Kopi TIMES

Emosi dan Rasio Kontrol Peserta Didik

Senin, 25 Maret 2019 - 11:32 | 108.29k
Ahmad Dahri (Grafis: TIMES Indonesia)
Ahmad Dahri (Grafis: TIMES Indonesia)

TIMESINDONESIA, MALANG – Masyarakat teknokratik cenderung bergerak dari jutaan warga negara yang tidak terkoordinir pada penyatuan kesadaran individu (Zhigniew Brzezinshi). Entah bagaimana kemudian manusia itu memetakan atau dipetakan baik secara langsung atau tidak, sedangkan pemetaan hanya akan membangun sebuah perbedaan yang beragam yang cenderung menciptakan hierarki atau kasta dalam siklus pendidikan.
Apa buktinya? Dalam dunia pendidikan misalnya bagaimana membangun sikap sadar belajar ketika ada pembeda yang bersifat nilai bersifat kalkulatif indikator kecerdasan adalah peringkat atau nilai.

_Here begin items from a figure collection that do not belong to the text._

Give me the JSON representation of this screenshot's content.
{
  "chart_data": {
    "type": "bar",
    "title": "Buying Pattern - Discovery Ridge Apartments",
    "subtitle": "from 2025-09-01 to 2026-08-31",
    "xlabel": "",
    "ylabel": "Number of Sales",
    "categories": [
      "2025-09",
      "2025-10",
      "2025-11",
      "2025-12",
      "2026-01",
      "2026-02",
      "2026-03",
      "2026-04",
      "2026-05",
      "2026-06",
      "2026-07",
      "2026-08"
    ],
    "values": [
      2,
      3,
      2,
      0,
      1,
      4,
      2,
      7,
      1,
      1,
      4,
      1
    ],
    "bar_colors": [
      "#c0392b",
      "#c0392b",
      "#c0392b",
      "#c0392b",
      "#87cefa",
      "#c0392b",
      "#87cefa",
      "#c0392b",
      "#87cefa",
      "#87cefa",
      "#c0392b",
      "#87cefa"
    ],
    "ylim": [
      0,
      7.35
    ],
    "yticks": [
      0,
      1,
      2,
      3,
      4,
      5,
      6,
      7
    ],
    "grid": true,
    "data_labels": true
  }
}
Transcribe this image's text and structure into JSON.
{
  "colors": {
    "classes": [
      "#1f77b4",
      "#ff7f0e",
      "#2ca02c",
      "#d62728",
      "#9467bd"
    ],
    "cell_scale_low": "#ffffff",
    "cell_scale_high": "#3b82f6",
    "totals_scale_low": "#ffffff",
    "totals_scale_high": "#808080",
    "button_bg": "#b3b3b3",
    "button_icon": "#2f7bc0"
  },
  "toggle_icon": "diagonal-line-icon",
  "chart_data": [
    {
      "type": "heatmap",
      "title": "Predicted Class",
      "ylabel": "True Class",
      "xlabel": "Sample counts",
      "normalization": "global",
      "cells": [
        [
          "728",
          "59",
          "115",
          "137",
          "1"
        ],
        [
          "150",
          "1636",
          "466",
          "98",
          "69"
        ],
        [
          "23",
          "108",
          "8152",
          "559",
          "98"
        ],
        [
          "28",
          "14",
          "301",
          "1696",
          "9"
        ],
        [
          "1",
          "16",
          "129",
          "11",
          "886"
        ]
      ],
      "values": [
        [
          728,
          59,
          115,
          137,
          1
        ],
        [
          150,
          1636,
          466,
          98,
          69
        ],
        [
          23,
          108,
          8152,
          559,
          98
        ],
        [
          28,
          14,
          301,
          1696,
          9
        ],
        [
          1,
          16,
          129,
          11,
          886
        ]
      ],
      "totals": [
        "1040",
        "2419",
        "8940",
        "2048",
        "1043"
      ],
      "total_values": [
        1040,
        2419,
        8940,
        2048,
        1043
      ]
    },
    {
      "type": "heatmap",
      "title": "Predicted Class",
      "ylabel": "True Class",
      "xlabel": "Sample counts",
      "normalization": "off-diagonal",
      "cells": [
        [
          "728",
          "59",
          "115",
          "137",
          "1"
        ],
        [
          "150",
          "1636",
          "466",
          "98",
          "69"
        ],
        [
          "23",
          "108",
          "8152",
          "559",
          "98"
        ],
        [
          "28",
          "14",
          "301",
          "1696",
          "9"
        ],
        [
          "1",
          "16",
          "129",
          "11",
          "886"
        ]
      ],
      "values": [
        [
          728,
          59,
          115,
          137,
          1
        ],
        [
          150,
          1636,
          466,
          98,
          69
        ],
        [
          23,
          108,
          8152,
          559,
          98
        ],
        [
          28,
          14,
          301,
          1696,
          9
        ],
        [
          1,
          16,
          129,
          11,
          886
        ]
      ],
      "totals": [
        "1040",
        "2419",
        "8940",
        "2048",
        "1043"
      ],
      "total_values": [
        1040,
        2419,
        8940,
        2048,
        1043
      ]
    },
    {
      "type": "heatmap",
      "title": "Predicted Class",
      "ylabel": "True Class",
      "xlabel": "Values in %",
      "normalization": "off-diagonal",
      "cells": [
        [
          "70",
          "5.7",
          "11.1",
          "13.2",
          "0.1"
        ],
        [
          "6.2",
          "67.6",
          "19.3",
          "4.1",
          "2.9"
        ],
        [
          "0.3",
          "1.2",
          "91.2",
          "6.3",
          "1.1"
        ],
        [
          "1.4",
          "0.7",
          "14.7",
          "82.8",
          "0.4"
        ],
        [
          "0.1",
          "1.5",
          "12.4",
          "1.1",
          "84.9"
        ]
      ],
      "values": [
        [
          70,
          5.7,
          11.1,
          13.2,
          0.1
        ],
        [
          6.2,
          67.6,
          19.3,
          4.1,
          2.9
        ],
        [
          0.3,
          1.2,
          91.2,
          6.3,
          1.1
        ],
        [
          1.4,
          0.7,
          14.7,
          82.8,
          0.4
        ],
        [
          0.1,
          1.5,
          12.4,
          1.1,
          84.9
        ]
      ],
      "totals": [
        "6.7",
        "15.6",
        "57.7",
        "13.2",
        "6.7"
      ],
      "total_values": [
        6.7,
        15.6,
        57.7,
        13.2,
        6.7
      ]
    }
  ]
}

Lantas bagaimana dengan yang tidak mendapatkan nilai atau tidak memiliki kecakapan atau satu pelajaran tertentu atau tidak memiliki hasil ujian yang sesuai dengan harapan pendidik atau lembaga tertentu? 
Lantas Bagaimana dengan kesenjangan yang sayangnya tidak disadari oleh berbagai pihak? Justifikasi nya adalah lingkungan dan pendidik seharusnya memiliki ruang yang luas untuk mengenali dan memahami kecenderungan-kecenderungan yang bersifat persuasif dalam diri peserta didik. Karena tugas pendidik adalah mendampingi perkembangan kedewasaan peserta didik. Tujuannya adalah membangun sikap tanggung jawab dalam diri peserta didik.
 
Dengan kata lain kalkulasi atau pengelompokan hanya akan menyebabkan kesenjangan di dalam ruang pendidikan, maka jangan salah kalau kemudian muncul sikap pesimis dalam diri peserta didik.

Dengan kata lain pendidikan atau lebih tepatnya sistem pembelajaran bukan perihal kalkulasi tetapi bersifat membangun kesadaran. Fungsi utama pendidikan adalah pendampingan. Dengan demikian pendidik wajib tahu tugas personalitas nya. Karena bukan  hanya ranah publik atau transformasi pengetahuan, lebih-lebih doktrin. Tetapi pendampingan untuk membangun siklus naik turun atau kontrol dalam diri peserta didik.

Ada dua hal dalam siklus personal peserta didik yang berpotensi atas perkembangannya. Emosi dan Rasio kontrol adalah siklus individu yang menjadi jembatan atas terbentuknya atau berkembangnya pola pikir dan pola sikap. Sehingga pengetahuannya dapat didayagunakan. Emosi melibatkan dua perangkat utama dalam diri yaitu hati dan otak, perihal eksplorasi terkadang hanya karena adanya doktrinasi pendidik terhadap peserta didik. Yang akhirmya daya guna pengetahuan yang mempengaruhi ruang emosi peserta didik hanya bersifat statis, bukan olah pikir mencari solusi yang bersifat mengupayakan. 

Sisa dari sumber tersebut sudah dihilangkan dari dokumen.